July 19, 2019 | 87° F

WeatherWatcher broadens program with new equipment

Photo by Courtesy of Tyler Case |

What began in a closet-sized room more than 10 years ago with a camera pointed at a chalkboard has evolved into a media-based weather-reporting service with high-definition camera equipment.

Meteorologist Jim Nichols founded RU-tv’s WeatherWatcher in 2002 and held the reports at Walter Hall on the Cook/Douglass campus.

They now forecast three times a day on weekdays and twice on the weekends on RU-tv Network Channel 6, broadcast from Perry Hall on Cook/Douglass campus, said Scott Sincoff, associate producer at WeatherWatcher.

Sincoff, a School of Environmental and Biological Sciences senior, said the station also does weather forecasts on WRSU-FM News Hour and has a presence on “Wake Up Rutgers,” RU-tv’s live morning show.

Beginning this semester, WeatherWatcher has received brand new equipment from RU-tv, such as a high-definition camera, a reflective grey screen to improve picture quality on air and a tricaster system for recording, Sincoff said.

“It’s really top-notch technology,” he said. “The camera comes with green ultraviolet light. Everything is clean, crisp without any halos around the head.”

Sincoff, who began working at WeatherWatcher as a first-year student in 2009, said he started as a member of the WeatherWatcher Living-Learning Community on the first floor of Perry Hall, which currently holds 14 first-year students learning broadcast meteorology.

John McCarty, lead producer at WeatherWatcher, said he also made his way into WeatherWatcher through the Living-Learning community, which helped him build networks with other students studying meteorology and gain exposure in the field of broadcast.

“I am very happy I did it,” said McCarty, a School of Environmental and Biological Sciences junior. “It’s really hard to forecast, being put in that position on camera, but I had a very positive experience.”

He said the program includes forecasters, who prepare graphics and go on air, as well as technical assistants, who look after the recording and airing of the broadcasts.

Forecasters currently work on PowerPoint slides, but the University is negotiating with Weather Systems International, a supplier of advanced weather systems for meteorological institutions, to provide WeatherWatcher with a new graphics system that will allow them to produce graphics similar to those by major news outlets, McCarty said.

The team faced significant challenges when it provided forecasts and updates during Hurricane Sandy last year, Sincoff said. The program produced broadcasts every three hours, and updated their social media constantly for warnings.

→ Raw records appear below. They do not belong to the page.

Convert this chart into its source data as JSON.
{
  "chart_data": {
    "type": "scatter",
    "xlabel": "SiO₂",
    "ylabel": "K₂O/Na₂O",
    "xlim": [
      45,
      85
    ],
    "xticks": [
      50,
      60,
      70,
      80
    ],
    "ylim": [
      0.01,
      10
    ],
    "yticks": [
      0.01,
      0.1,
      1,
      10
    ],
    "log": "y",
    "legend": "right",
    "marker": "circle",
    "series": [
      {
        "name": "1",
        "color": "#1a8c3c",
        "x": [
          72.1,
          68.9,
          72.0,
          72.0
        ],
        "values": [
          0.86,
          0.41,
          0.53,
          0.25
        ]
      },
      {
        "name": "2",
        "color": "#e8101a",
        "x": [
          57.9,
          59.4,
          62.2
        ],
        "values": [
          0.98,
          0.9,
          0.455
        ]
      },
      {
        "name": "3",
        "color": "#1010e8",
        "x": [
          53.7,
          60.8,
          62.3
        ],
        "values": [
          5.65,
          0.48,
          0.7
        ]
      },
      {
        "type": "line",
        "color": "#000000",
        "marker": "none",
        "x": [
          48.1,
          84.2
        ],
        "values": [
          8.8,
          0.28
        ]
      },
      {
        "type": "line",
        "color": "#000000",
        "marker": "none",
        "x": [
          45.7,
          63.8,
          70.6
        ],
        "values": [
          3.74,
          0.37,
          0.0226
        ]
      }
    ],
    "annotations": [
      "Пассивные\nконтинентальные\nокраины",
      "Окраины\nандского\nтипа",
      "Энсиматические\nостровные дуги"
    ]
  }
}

“I was temporarily in charge at the time of Sandy, and it was crazy to manage everything,” he said. “Social media was blasting and we were updating even in the middle of the night, making graphics and discussing with meteorologists.”

Tyler Case, the manager of WeatherWatcher, said he learned a great deal in times like Hurricane Sandy and snowstorms.

“Nothing excited me more than waiting till 3 in the morning to broadcast updates,” said Case, a School of Environmental and Biological Sciences junior. “I am from California, where it hardly snows, so even waiting was exciting for me.”

Sincoff said working at WeatherWatcher taught him how to prepare broadcasts, be comfortable on-air and communicate a scientific message to the public in a manner everyone can understand. Most importantly, the job prepared for him for the real world and working under intense pressure.

The program currently has nearly 45 students and 16 others in the Living-Learning Community, he said. These students, many of whom are meteorology majors, are engaged in not only learning meteorology broadcasting, but also in interactive discussions with other weather watchers.

Case said WeatherWatcher is a very close-knit group where everyone knows each other and is a great resource to discuss meteorology. He believes Rutgers is the only institution that could have provided him with such a unique opportunity.

“It’s been an experience of a lifetime,” Case said. “Not many students can graduate from a four-year program in a university and still say they have four years of broadcasting experience.”